After Duffey’s contract with Tender Heart was terminated, she sued Tender Heart for failure to pay overtime wages under the DWBR, among other claims. The trial court granted Tender Heart’s motion for summary judgment as to the overtime claim, applying Borello to determine that Duffey was an independent contractor and thus not entitled to overtime. Duffey appealed the trial court’s decision.
The Court of Appeal held that the DWBR provides its own separate standard for determining whether a worker should be classified as an employee or independent contractor for purposes of the DWBR’s provisions. It thus determined that neither the ABC test nor the Borello test are the de facto rule when the worker in question is a domestic caregiver, and went on to interpret exactly what test the DWBR provides. Instead, the Bill provides “two alternative definitions” of employment: first, “when the hiring entity exercises control over the wages, hours, or working conditions of a domestic worker;” and second, “when a common law employment relationship has been formed.” These are both to be construed broadly. The Court reversed and remanded the case for the trial court’s factual determination under the newly defined DWBR test.
1. Control Over Wages, Hours or Working Conditions
The Duffey Court established that control over these characteristics is shown by evidence that the company had the final say, or at least strong influence, in setting wages, hours, or working conditions. The Court specified that a worker need only prove that the company had control over one of these three, and it is not necessary to show control over all of them.

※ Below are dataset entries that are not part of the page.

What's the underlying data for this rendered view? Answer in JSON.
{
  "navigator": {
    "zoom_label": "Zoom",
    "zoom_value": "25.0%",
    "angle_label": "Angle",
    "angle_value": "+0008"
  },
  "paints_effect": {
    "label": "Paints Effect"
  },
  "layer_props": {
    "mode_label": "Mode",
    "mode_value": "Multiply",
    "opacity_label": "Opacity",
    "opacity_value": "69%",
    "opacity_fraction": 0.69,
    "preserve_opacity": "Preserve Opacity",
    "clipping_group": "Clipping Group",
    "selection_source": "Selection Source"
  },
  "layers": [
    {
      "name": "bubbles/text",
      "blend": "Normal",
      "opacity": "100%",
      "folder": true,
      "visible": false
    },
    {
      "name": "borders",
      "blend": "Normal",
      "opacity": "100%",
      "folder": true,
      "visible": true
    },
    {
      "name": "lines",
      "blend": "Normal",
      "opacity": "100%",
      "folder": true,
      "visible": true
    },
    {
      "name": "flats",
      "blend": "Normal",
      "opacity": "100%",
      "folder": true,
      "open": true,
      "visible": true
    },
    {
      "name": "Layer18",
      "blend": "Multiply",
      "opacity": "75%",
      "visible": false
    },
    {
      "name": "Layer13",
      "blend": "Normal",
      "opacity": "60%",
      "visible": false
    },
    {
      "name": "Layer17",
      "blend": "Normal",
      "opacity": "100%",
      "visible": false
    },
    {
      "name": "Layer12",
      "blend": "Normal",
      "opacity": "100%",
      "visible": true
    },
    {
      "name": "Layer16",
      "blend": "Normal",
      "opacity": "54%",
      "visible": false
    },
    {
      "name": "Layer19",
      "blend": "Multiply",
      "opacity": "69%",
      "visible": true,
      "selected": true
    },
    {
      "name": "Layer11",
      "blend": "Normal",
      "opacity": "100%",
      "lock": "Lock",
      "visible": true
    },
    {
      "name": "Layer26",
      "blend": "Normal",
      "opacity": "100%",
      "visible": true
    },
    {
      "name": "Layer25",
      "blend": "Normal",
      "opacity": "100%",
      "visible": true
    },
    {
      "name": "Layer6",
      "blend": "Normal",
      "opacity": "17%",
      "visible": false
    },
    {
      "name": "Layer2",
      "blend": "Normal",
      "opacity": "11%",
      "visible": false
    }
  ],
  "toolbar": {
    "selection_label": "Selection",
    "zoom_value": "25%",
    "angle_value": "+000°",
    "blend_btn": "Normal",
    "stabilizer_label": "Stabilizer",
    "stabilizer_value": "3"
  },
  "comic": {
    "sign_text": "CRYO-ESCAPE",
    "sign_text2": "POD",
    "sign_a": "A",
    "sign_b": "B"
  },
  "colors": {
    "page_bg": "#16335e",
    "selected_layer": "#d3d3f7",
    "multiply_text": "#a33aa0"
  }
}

Applied to the facts in Duffey, the Court found that Duffey raised a material dispute as to whether Tender Heart exercised control over her wages, given its power to negotiate and set her rate of pay with each client. The Court did not find a factual dispute as to hours or working conditions in this case.
2. Formation of Common Law Employment Relationship
Here, the Duffey Court went back to the more lenient Borello test, where the general inquiry is whether the company controls the worker’s activities so pervasively that the worker effectively becomes an employee, regardless of the worker’s title with the company.
The Court found triable issue of material facts when applying the Borello factors here. Most notably, it found that Duffey was not engaged in a separate line of business from Tender Heart, and that Duffey’s caregiving did not necessarily require specialized skills or tools, factors which weighed towards the formation of a common law employment relationship under Borello.
The Duffey case is the latest installment in the California judiciary’s trend of refining and narrowing the circumstances in which a company can definitively determine that its worker is an independent contractor. Although Duffey is limited to domestic caregivers under the DWBA, it continues the employee-friendly trend, and plaintiffs will likely argue for application of its analysis to other areas of the law as well.
As a recent Court of Appeal decision, Duffey could also be subject to review by the California Supreme Court. Companies should continue to review their independent contractor classification policies, while keeping an eye on the courts’ expansion of the “employee” classification.